Il male minore

BOLOGNA – Il 2 maggio sembrava il giorno destinato ad impegnare pensieri e social a cercare di esprimere, ognuno, la propria opinione, arguta ma più possibilmente polemica, su Fedez. Ma all’ora dello spritz, in radio irrompe il collegamento per la festa nerazzurra a Milano per il bello e meritato scudetto dell’Inter. “Non ci potevano mica chiedere di stare a casa e non festeggiare”, hanno detto e fatto i 30.000, accorsi in piazza Duomo a celebrare non solo il trionfo dell’Inter, ma evidentemente anche una sonora rivincita sul Covid. Un calcione a regole di prevenzione, mascherine e distanziamenti. Ah sì, “non potevano”? No, d’altronde siamo l’Italia, il dio pallone non si discute. Già lungo lo stivale tornato giallo, i campi da calcetto si erano subito riempiti di prenotazioni; e con gli stadi chiusi, stavolta mica si poteva fare come nei primi tempi del Covid: una bella cantata da stadio da un balcone all’altro. E basta coi balconi. Poi già ieri sera c’erano i commercianti e protestare per le scene della piazza debordante. Oggi sono gli artisti a cui han chiuso i teatri a masticare amarissimo. E così un altro tormentone ha occupato pensieri e social: bisogna avere e dire un parere anche sulla piazza interista: giusto? Sbagliato? Sì, ma, però. Travolti.

“Andava aperto lo stadio ai tifosi”, “No, non si poteva”, “Era prevedibile”, si grida da una parte e dall’altra: “Sì, infatti le forze dell’ordine c’erano” e hanno evitato che la festa degenerasse… La vicesindaco di Milano Scavuzzo, interista, si è difesa: “Non trovo legittimo che si possa festeggiare in barba alle prescrizioni anti-Covid”, tuttavia “non è vero che non c’è stato un ragionamento”, Comune e Forze dell’ordine erano pronte da settimane, e anche per le prossime se si fosse rinviato l’appuntamento con il Tricolore nerazzurro. “Abbiamo lavorato il più possibile perché ci fosse una mitigazione del danno, non ci sono stati momenti di tensione e abbiamo evitato concentrazioni ulteriormente critiche in alcuni luoghi. Evidentemente ci siamo trovati di fronte a una euforia incontenibile”.

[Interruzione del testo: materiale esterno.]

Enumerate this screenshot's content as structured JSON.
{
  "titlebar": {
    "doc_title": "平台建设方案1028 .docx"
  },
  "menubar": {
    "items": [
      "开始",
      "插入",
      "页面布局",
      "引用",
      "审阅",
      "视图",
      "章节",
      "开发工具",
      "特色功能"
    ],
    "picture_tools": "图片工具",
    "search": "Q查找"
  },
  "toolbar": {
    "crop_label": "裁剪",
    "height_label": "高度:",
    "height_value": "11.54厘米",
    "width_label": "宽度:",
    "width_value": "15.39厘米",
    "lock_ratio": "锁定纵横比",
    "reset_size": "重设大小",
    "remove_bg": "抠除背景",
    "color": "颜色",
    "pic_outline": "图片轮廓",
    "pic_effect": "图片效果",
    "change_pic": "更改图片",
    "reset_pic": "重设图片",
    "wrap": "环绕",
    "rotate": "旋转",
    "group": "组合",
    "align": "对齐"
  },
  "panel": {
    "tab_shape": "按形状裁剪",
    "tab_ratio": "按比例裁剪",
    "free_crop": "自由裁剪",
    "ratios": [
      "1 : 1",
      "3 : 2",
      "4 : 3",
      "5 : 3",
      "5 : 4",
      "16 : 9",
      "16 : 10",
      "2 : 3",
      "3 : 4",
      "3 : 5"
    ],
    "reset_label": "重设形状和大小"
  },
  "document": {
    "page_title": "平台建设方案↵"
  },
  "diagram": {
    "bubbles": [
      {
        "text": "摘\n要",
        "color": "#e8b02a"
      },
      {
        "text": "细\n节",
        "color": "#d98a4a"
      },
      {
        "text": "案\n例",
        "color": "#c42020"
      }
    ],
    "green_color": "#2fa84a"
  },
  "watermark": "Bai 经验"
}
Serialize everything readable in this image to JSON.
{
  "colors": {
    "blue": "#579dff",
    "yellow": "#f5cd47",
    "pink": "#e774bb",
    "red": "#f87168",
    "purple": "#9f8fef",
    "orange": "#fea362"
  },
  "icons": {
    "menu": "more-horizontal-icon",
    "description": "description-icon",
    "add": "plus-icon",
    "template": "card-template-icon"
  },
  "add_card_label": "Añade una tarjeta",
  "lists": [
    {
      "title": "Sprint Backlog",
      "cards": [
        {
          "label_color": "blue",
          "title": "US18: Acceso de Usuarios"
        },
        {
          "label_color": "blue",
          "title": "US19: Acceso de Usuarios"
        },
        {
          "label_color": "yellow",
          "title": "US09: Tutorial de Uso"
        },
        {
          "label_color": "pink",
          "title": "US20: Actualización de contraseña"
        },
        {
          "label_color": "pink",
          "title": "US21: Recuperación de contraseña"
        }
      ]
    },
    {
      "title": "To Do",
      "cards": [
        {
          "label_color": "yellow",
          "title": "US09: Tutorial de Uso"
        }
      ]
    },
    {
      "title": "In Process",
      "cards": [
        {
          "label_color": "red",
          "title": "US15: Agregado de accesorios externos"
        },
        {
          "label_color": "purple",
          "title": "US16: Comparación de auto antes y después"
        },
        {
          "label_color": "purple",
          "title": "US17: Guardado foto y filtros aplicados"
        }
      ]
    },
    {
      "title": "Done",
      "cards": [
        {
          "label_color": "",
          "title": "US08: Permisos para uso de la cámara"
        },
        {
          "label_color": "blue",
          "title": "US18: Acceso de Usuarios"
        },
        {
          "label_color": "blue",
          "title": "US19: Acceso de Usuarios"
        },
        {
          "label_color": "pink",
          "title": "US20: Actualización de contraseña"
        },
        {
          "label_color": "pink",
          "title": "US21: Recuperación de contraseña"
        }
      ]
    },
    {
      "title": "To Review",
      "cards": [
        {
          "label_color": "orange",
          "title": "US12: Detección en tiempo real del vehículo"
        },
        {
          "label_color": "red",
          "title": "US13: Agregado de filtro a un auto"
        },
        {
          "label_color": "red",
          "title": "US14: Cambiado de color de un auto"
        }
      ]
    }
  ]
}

Finisce sempre che vorremmo, ma non possiamo, non riusciamo del tutto. O meglio, che per fortuna che il bicchiere è mezzo pieno. E dobbiamo consolarci e congratularci (e forse è davvero così) per aver scampato il peggio. Siamo il paese del male minore e la politica ci va a nozze. Poi tra 10 giorni nessuno si ricorderà né di Fedez, né di piazza Duomo… Ci sarà un’altra polemica, un altro tormentone. Poi tanto i vaccini non han già messo al sicuro gli anziani e i fragili?

Ieri era il giorno dell’urlo liberatorio, della gioia repressa che non sottosta a nessuna regola. Ma resta il fatto che ha vinto ancora, per forza o necessità, il male minore e che l’unica lezione che sembra lasciare è solo scorie, veleni, amarezze, recriminazioni, dubbi di legittimità su chi deve prendere decisioni difficili, insomma, brilla tutto tranne che ci sia qualcosa di positivo da ‘salvare’, da sfoggiare, da rivendicare dopo tanti sforzi. È la logica del male minore. E la politica ci sguazza. Tanto cosa costa. Eppoi guai a contestare la celebrazione di una gioia, eh.

Eppoi, per fortuna nessuno se ne ricorda in capo a qualche giorno. Sempre che davvero non si prospetti il replay della maxi-festa che già a Milano si progetta… Perché uno strappo alla regola tira l’altro e toccherà di nuovo mediare, litigare, commentare… Per ritrovarsi, forse, a dover passare le forche caudine del compromesso e del male minore. È un po’ un peccato. Viene da chiedersi se non se ne riesca a farne l’occasione per non farsi travolgere dall”incontenibilità’ di una spinta sociale e riuscire a fare capire, per tempo, che c’è un altro modo, che lascia un esempio, che fa storia, fa modello in positivo e non notizia per la babele di liti. Dà un buon esempio, specie ai giovani. La sfida è interessante, e (sarebbe) aperta.